Whoa! I must not have read enough Lovecraft. I totally did not know about his racism.

That Lovecraft was racist beyond even the excessive racism exhibited by other white writers of his time is not in question. The above paragraph is far from an aberration among his over 100,000 pages of letters, and he populates his fictional universe with slithering, swarthy-faced mongoloids and idiot, infanticidal black men (he almost never wrote about women of any race — an erasure that warrants an essay unto itself). As writer Phenderson Djèlí Clark points out in his excellent essay on Lovecraft, “It’s always perplexing to watch the gymnastics of mental obfuscation that occur as fans of Lovecraft attempt to rationalize his racism.” Responses tend to write off his racism as a product of his times and then be paradoxically surprised that it didn’t hinder his success. “In spite of […] his overt racism,” biographer Donald Tyson tells us, “he created a mythic world that continues to captivate the imagination of millions of readers.” The phrase “in spite of” comes up a lot, as well as allusions to a vaguely presumed-to-be anti-racist, first-person plural that is of course appalled by such bigotry.

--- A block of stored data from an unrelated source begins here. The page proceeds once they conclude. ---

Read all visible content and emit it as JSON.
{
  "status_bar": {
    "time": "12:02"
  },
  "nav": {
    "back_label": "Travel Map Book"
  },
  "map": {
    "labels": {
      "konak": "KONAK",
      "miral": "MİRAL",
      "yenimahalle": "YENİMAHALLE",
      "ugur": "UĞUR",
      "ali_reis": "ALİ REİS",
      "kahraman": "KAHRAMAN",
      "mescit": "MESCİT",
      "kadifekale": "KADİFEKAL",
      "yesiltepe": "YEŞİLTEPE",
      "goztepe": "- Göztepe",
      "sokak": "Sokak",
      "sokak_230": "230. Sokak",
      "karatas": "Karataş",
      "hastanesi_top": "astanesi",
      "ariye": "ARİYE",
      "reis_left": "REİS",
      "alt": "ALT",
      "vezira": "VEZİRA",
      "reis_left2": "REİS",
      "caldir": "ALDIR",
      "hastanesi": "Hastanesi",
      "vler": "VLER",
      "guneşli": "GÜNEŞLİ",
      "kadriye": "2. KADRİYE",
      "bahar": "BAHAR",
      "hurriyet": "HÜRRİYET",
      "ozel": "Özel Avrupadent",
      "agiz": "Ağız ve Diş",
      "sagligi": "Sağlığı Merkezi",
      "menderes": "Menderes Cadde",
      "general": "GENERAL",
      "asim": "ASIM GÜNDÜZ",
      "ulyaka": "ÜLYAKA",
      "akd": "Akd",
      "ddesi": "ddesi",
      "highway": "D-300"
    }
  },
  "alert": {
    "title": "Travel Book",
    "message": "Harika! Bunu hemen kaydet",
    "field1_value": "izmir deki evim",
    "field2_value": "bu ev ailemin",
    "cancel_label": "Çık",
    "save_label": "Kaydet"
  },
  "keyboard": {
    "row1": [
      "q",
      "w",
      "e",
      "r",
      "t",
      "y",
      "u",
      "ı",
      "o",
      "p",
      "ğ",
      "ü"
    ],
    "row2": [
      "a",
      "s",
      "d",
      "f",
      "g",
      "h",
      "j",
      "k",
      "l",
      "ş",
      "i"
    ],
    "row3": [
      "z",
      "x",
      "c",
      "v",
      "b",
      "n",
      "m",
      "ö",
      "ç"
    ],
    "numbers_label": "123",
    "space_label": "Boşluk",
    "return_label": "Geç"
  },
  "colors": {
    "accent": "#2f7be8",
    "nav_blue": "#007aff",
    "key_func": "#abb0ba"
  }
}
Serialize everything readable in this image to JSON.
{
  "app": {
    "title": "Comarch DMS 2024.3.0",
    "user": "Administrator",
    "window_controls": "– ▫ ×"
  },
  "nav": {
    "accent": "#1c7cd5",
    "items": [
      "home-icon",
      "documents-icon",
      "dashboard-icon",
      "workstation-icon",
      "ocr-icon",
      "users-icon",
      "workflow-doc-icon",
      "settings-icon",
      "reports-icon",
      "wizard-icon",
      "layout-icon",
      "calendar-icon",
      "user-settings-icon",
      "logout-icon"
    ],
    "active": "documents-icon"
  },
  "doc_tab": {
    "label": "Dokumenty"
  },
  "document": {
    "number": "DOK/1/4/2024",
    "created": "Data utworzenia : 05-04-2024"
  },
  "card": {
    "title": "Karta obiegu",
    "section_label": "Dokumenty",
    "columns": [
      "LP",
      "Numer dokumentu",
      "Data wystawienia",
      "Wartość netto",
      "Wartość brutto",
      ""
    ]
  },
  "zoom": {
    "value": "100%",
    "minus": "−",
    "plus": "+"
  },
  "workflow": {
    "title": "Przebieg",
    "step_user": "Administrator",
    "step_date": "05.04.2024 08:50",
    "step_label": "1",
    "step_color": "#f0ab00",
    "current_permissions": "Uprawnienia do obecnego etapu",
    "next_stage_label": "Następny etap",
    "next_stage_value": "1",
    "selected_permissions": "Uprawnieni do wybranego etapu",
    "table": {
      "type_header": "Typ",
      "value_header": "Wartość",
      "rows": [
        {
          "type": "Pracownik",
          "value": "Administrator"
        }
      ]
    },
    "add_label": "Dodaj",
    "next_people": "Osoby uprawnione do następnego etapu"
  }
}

I can sort of see why his racism didn't hinder his success, given that he was writing in a time (it became worse in the 50s) when to write about homosexuality, gay authors had to change the genders of their characters, pathologize the homosexuality, or move to Europe. Lovecraft was writing for a mostly white (male) audience, and I imagine he is still popular today mostly because people can (attempt) to brush off that racism as the quote says: as a "product of his times" though that seems like a intellectual game of obfuscation. I also imagine his popularity is a matter of white privilege.

So, what originally began as a "oo oo, a post on H.P. Lovecraft!" turned into "oh, dear, I may need to rethink this whole H.P. Lovecraft thing."

2 comments:

JamTheCat said...

Crazy-brilliant people usually have crazy ideas. I don't let him off the hook for his hate; I think that viciousness is why his stories stand the test of time; they aren' mitigated by sensibilities of the period.

Writer said...

Kyle, I like that concept that his "[stories] aren't mitigated by sensibilities of the period." But I have to disagree: being racist seems to make them even more a part of the period in which they were written because of the widespread racism. IDK. It's something to think about.